Model–view–adapter

Model–view–adapter (MVA) or mediating-controller MVC is a software architectural pattern and multitier architecture. In complex computer applications that present large amounts of data to users, developers often wish to separate data (model) and user interface (view) concerns so that changes to the user interface will not affect data handling and that the data can be reorganized without changing the user interface. MVA and traditional MVC both attempt to solve this same problem, but with two different styles of solution. Traditional MVC arranges model (e.g., data structures and storage), view (e.g., user interface), and controller (e.g., business logic) in a triangle, with model, view, and controller as vertices, so that some information flows between the model and views outside of the controller's direct control. The model–view–adapter solves this rather differently from the model–view–controller by arranging model, adapter or mediating controller and view linearly without any connections whatsoever directly between model and view.

View and model do not communicate directly

The view is completely decoupled from the model such that view and the model can interact only via the mediating controller or adapter between the view and the model.[1] Via this arrangement, only the adapter or mediating controller has knowledge of both the model and the view, because it is the responsibility of solely the adapter or mediating controller to adapt or mediate between the model and the view—hence the names adapter and mediator.
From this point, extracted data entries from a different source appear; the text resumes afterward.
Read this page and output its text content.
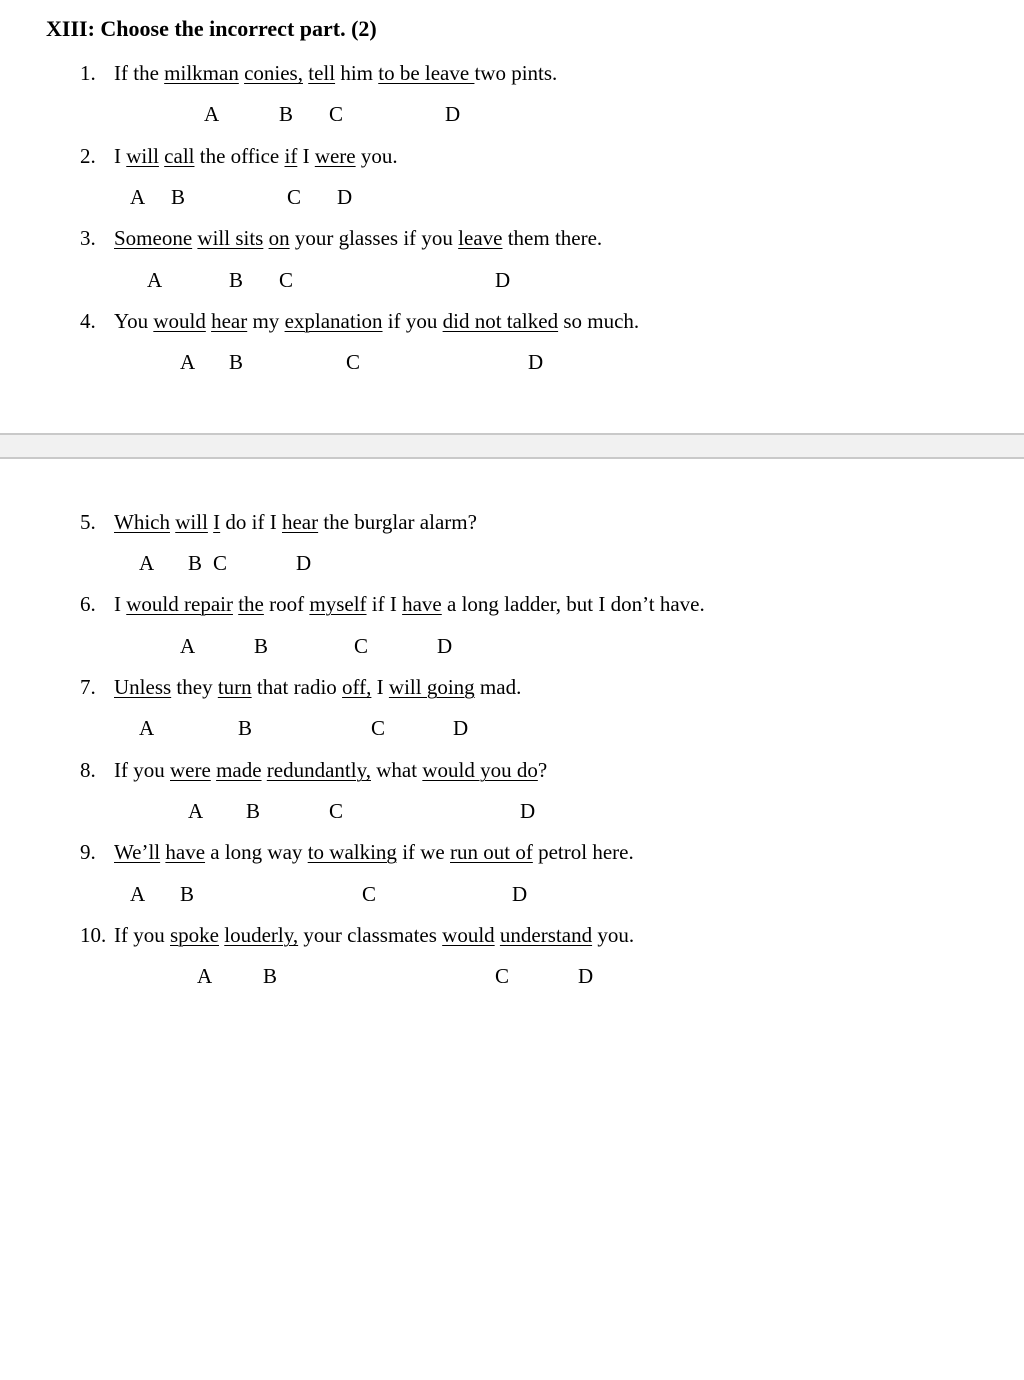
XIII: Choose the incorrect part. (2)
1. If the milkman conies, tell him to be leave two pints.
A	B C	D
2. I will call the office if I were you.
A B	C D
3. Someone will sits on your glasses if you leave them there.
A	B C	D
4. You would hear my explanation if you did not talked so much.
A B	C	D
5. Which will I do if I hear the burglar alarm?
A B C	D
6. I would repair the roof myself if I have a long ladder, but I don’t have.
A	B	C	D
7. Unless they turn that radio off, I will going mad.
A	B	C	D
8. If you were made redundantly, what would you do?
A B	C	D
9. We’ll have a long way to walking if we run out of petrol here.
A B	C	D
10. If you spoke louderly, your classmates would understand you.
A B	C	D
The model and view are kept intentionally oblivious of each other. In traditional MVC, the model and view are made aware of each other, which might permit disadvantageous coupling of view (e.g., user interface) concerns into the model (e.g., database) and vice versa, when the architecture might have been better served by the schema of the database and the presentation of information in the user-interface are divorced entirely from each other and allowed to diverge from each other radically. For example, in a text editor, the model might best be a piece table (instead of, say, a gap buffer or a linked list of lines). But, the user interface should present the final resting state of the edits on the file, not some direct information-overload presentation of the piece-table's meticulous raw undo-redo deltas and incremental operations on that file since the current editing session began.

Model is intentionally oblivious of views

This separation of concerns permits a wide variety of different views to indirectly access the same model either via exactly the same adapter or via the same class of adapters. For example, one underlying data-storage model and schema and technology could be accessed via a wide variety multiple different views—e.g., Qt GUI, Microsoft MFC GUI, GTK+ GUI, Microsoft .NET GUI, Java Swing GUI, Silverlight website, and AJAX website—where (unlike traditional MVC) the model is kept completely oblivious of what information flows toward these user interfaces. The adapter or class of adapters keeps the model completely oblivious that it is supporting multiple of the user interfaces and perhaps even supporting this variety concurrently. To the model, these multiple types of user interface would look like multiple instances of a generic user oblivious of type of technology.

View is intentionally oblivious of models

Likewise, any one user interface can be kept intentionally oblivious of a wide variety of different models that may underlie the mediating controller or adapter. For example, the same website can be kept oblivious of the fact that it can be served by an SQL database server such as PostgreSQL, Sybase SQL Server, or Microsoft SQL Server that has business logic built into the database server via stored procedures and that has transactions that the server may roll back or B) by an SQL database server such as MySQL that lacks one or more of these capabilities, or C) by a nonSQL RDF database, because the website interacts only with the mediating controller or adapter and never directly with the model.

Multiple adapters between the same model-view pair

Additionally, multiple adapters may be created to change the way one view presents data for a given model. For example, different governments (either among different states of the USA or different nation-states internationally) may impose different codes of law, that in turn impose different business logic for the same underlying database and for the same outwardly presented website. In this scenario, a class of various adapters or mediating controllers can represent the variations in business logic among these jurisdictions in between the same database model and the same website view.